Dash was the opposite, too feature light for me to be able to use efficiently. It didn’t even have tab completion. I suffered that week.
Bash sits in a middle ground of usability, performance, and extensibility that just works for me. It has enough features to work well out of the box, I can add enough in my bashrc to ease some workflows for myself, and it’s basically instantaneous when I open a terminal or run simple commands.
Fish has continued to add bash compat over time.
while I still use ohmyzsh, a lot of it’s opponents make it’s slowness one of its complaints. You don’t need ohmyzsh to have fancy things, it’s just makes setting it all up a little easier.
Bash is fine. Zsh on Macs is fine too. I can’t stress how useful it is to learn busybox if you end up with a shell on an embedded device.
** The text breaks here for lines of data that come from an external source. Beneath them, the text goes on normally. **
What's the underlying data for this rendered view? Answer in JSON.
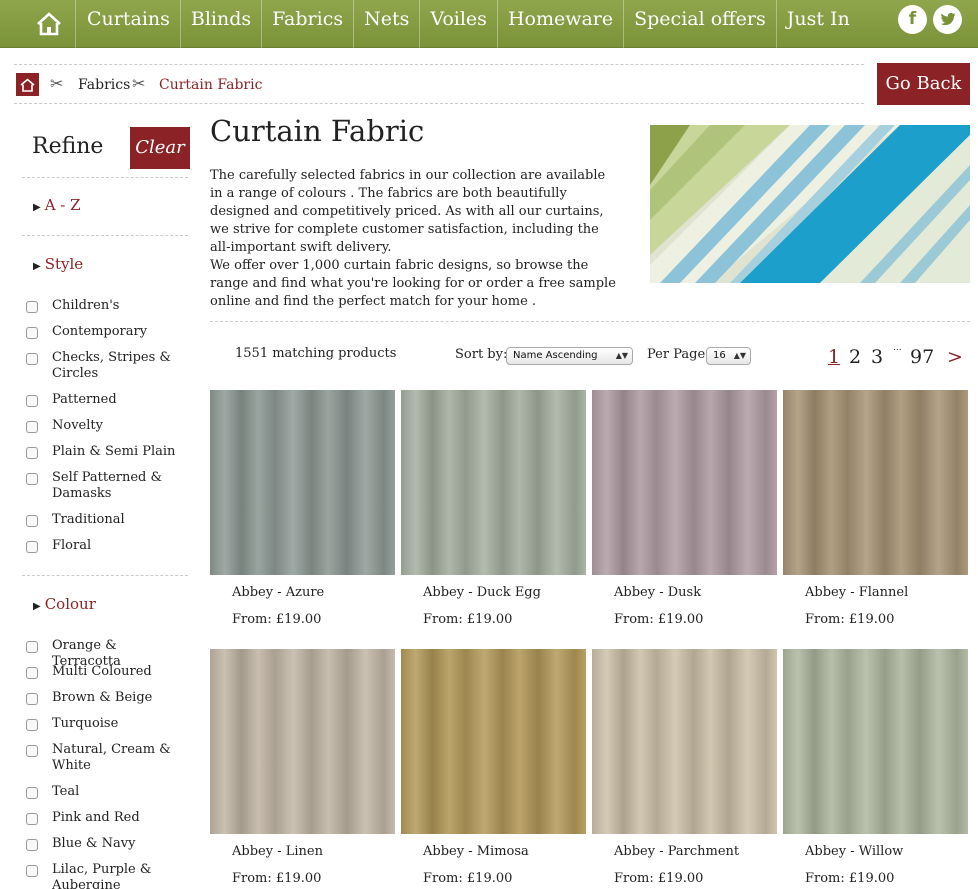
{
  "nav": {
    "items": [
      "Curtains",
      "Blinds",
      "Fabrics",
      "Nets",
      "Voiles",
      "Homeware",
      "Special offers",
      "Just In"
    ],
    "social": [
      "f",
      "t"
    ]
  },
  "breadcrumb": {
    "items": [
      "Fabrics",
      "Curtain Fabric"
    ],
    "go_back": "Go Back"
  },
  "sidebar": {
    "refine": "Refine",
    "clear": "Clear",
    "facets": [
      "A - Z",
      "Style",
      "Colour"
    ],
    "style_options": [
      "Children's",
      "Contemporary",
      "Checks, Stripes & Circles",
      "Patterned",
      "Novelty",
      "Plain & Semi Plain",
      "Self Patterned & Damasks",
      "Traditional",
      "Floral"
    ],
    "colour_options": [
      "Orange & Terracotta",
      "Multi Coloured",
      "Brown & Beige",
      "Turquoise",
      "Natural, Cream & White",
      "Teal",
      "Pink and Red",
      "Blue & Navy",
      "Lilac, Purple & Aubergine"
    ]
  },
  "main": {
    "title": "Curtain Fabric",
    "description_1": "The carefully selected fabrics in our collection are available in a range of colours . The fabrics are both beautifully designed and competitively priced. As with all our curtains, we strive for complete customer satisfaction, including the all-important swift delivery.",
    "description_2": "We offer over 1,000 curtain fabric designs, so browse the range and find what you're looking for or order a free sample online and find the perfect match for your home ."
  },
  "toolbar": {
    "count": "1551 matching products",
    "sort_label": "Sort by:",
    "sort_value": "Name Ascending",
    "per_page_label": "Per Page:",
    "per_page_value": "16",
    "pages": [
      "1",
      "2",
      "3",
      "...",
      "97",
      ">"
    ]
  },
  "products": [
    {
      "name": "Abbey - Azure",
      "price": "From: £19.00",
      "color": "#8f9a95"
    },
    {
      "name": "Abbey - Duck Egg",
      "price": "From: £19.00",
      "color": "#a5b0a0"
    },
    {
      "name": "Abbey - Dusk",
      "price": "From: £19.00",
      "color": "#b09da3"
    },
    {
      "name": "Abbey - Flannel",
      "price": "From: £19.00",
      "color": "#a89476"
    },
    {
      "name": "Abbey - Linen",
      "price": "From: £19.00",
      "color": "#c2b6a6"
    },
    {
      "name": "Abbey - Mimosa",
      "price": "From: £19.00",
      "color": "#b49a5a"
    },
    {
      "name": "Abbey - Parchment",
      "price": "From: £19.00",
      "color": "#cdc1a9"
    },
    {
      "name": "Abbey - Willow",
      "price": "From: £19.00",
      "color": "#afb7a0"
    }
  ],
  "colors": {
    "nav": "#7f973d",
    "accent": "#8b2326"
  }
}
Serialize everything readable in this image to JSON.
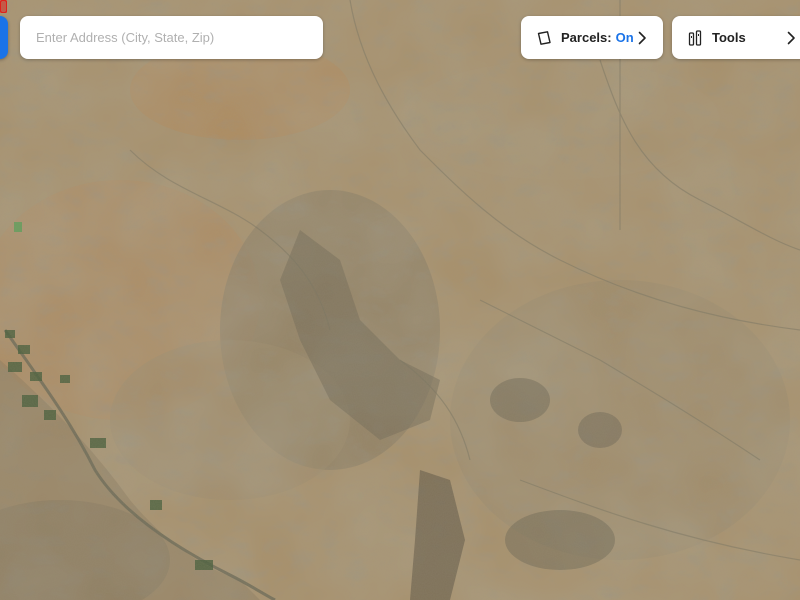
{
  "search": {
    "placeholder": "Enter Address (City, State, Zip)",
    "value": ""
  },
  "toolbar": {
    "parcels_label": "Parcels:",
    "parcels_value": "On",
    "tools_label": "Tools"
  },
  "icons": {
    "parcels": "polygon-outline-icon",
    "parcels_chevron": "chevron-right-icon",
    "tools": "ruler-tools-icon",
    "tools_chevron": "chevron-right-icon"
  },
  "map": {
    "type": "satellite",
    "marker_color": "#e0201a"
  },
  "colors": {
    "accent": "#1a73e8",
    "marker": "#e0201a"
  }
}
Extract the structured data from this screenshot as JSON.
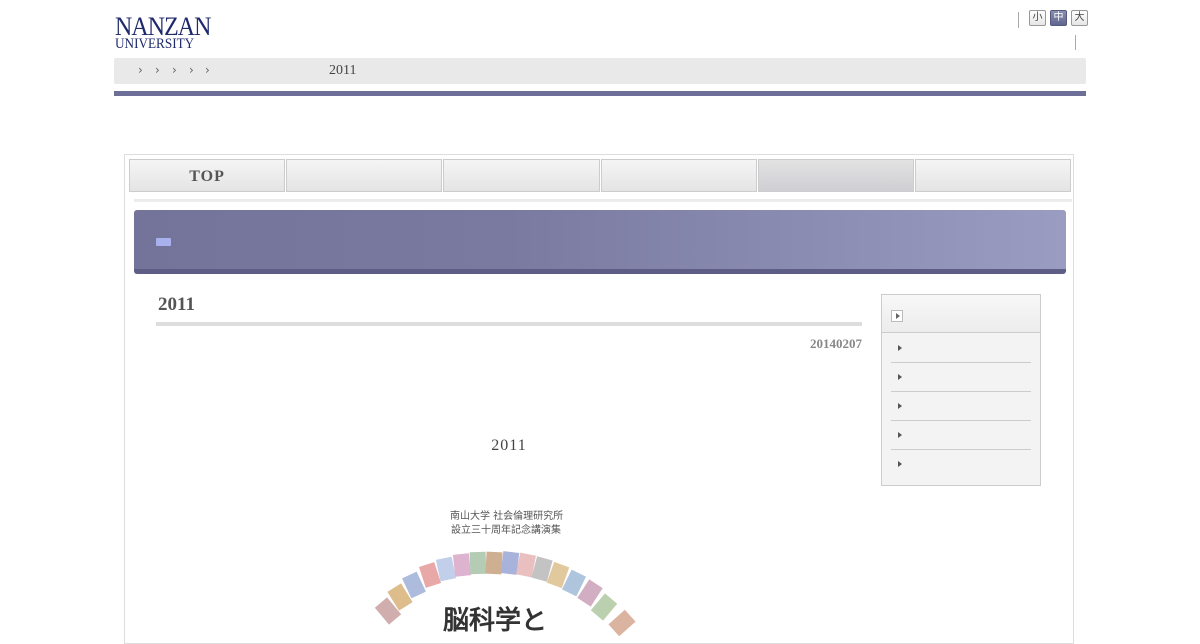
{
  "header": {
    "logo_line1": "NANZAN",
    "logo_line2": "UNIVERSITY",
    "font_size_buttons": [
      "小",
      "中",
      "大"
    ],
    "font_size_selected": "中"
  },
  "breadcrumb": {
    "separator_icon": "chevron-right-icon",
    "current": "2011"
  },
  "nav": {
    "tabs": [
      {
        "label": "TOP"
      },
      {
        "label": ""
      },
      {
        "label": ""
      },
      {
        "label": ""
      },
      {
        "label": ""
      },
      {
        "label": ""
      }
    ],
    "active_index": 4
  },
  "article": {
    "title": "2011",
    "date": "20140207",
    "body_year": "2011",
    "book_cover": {
      "line1": "南山大学 社会倫理研究所",
      "line2": "設立三十周年記念講演集",
      "main_title": "脳科学と"
    }
  },
  "colors": {
    "accent": "#6e6f98",
    "banner_start": "#74749a",
    "banner_end": "#9a9cc1",
    "logo": "#1f2a6b"
  }
}
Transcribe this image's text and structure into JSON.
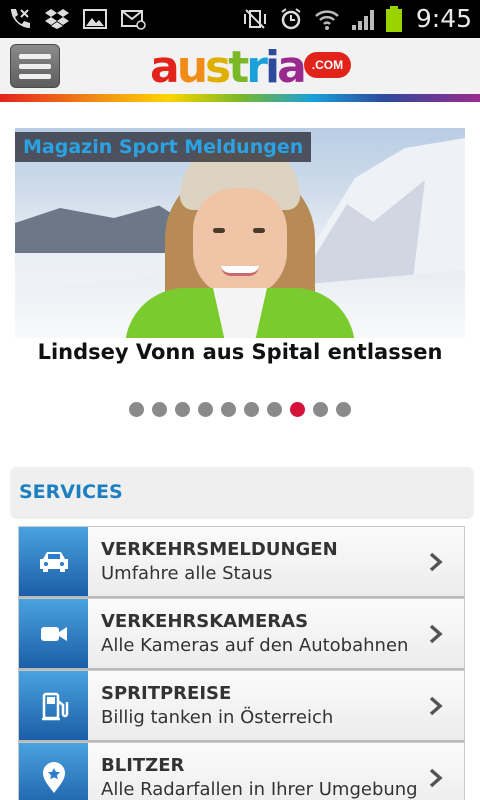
{
  "status_bar": {
    "time": "9:45"
  },
  "header": {
    "logo_text": "austria",
    "logo_badge": ".COM"
  },
  "slider": {
    "category_label": "Magazin Sport Meldungen",
    "caption": "Lindsey Vonn aus Spital entlassen",
    "dot_count": 10,
    "active_dot": 8
  },
  "services": {
    "heading": "SERVICES",
    "items": [
      {
        "title": "VERKEHRSMELDUNGEN",
        "subtitle": "Umfahre alle Staus",
        "icon": "car-icon"
      },
      {
        "title": "VERKEHRSKAMERAS",
        "subtitle": "Alle Kameras auf den Autobahnen",
        "icon": "video-camera-icon"
      },
      {
        "title": "SPRITPREISE",
        "subtitle": "Billig tanken in Österreich",
        "icon": "fuel-pump-icon"
      },
      {
        "title": "BLITZER",
        "subtitle": "Alle Radarfallen in Ihrer Umgebung",
        "icon": "map-pin-icon"
      }
    ]
  },
  "colors": {
    "accent_blue": "#1c7fbf",
    "active_dot": "#d6123b",
    "icon_blue": "#2a7ccc"
  }
}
All these crazy shells people talk about are kinda like race car controls. I’m not driving a race car, I’m driving a box truck with three on the tree.
zsh
I’ve explained my choice for zsh here
Nicely configured it’s so convenient that I spend most of my time in the terminal and don’t even use a file explorer anymore. It can also be expanded with some plugins for specific use-cases.
Your website’s theme is very pleasant to look at and also serves good for a blog since everything is easy to read. Good job, if you were the one who made it
Thank you very much for your feedback. I’ve spent quite some time trying to create a minimalist and efficient theme. Very glad to hear that I met this goal.
You and me both.
I know I’m a heretic but I’m a huge powershell fan. Once you work with an object-oriented shell you’ll wonder why you’ve dealt with parsing text for so long. Works great on Linux, MacOS and Windows, it’s open source, reads and writes csv, json and xml natively, native web and rest service support, built-in support for remote computing and parallel processing and extensive libraries for just about anything you can think of. It takes a little getting used to but it’s worth it.
I use powershell by default on windows and I prefer it for scripting any day of the week vs. shell scripts. It’s not the fastest but you can always plug in .net to your scripts to dramatically improve performance. Sure, I could write the script in rust or whatever to make it even faster, but that’s way more work than I need for the lifespan of the script.
Even on Windows I try to avoid Powershell. I use bash through GitBash there, too. But, I don’t mind using Powershell for work, because some workflows are already implemented in ps1-scripts.
zsh, because of highly customizable.
The PEPPPERONI of tools!? that’s not a thing right? why pepperoni??
Because pepperoni rocks
Soft shell tacos are my favorite. Hard shell is ok but there’s nothing like a double wrapped soft taco.
Oh and I just use bash.
Pff, newbie. I bash my tacos!
/s
I really like fish because it has excellent contextual autocomplete based on the folder you’re in. I haven’t used any other shell that was as good at it.
nushell is excellent for dealing with structured data. it’s also great as a scripting language.
Zsh
No plugin manager. Zsh has a builtin plugin system (
autoload
) and ships with most things you want (like Git integration).My config: http://github.com/cbarrick/dotfiles
I really like nushell, which has more of a feel and ergonomics of a modern programming language without the idiosyncrasies of traditional shells (so it’s obviously not POSIX shell compatible).
One major downside is that it’s not yet stable, so breaking changes between releases are expected.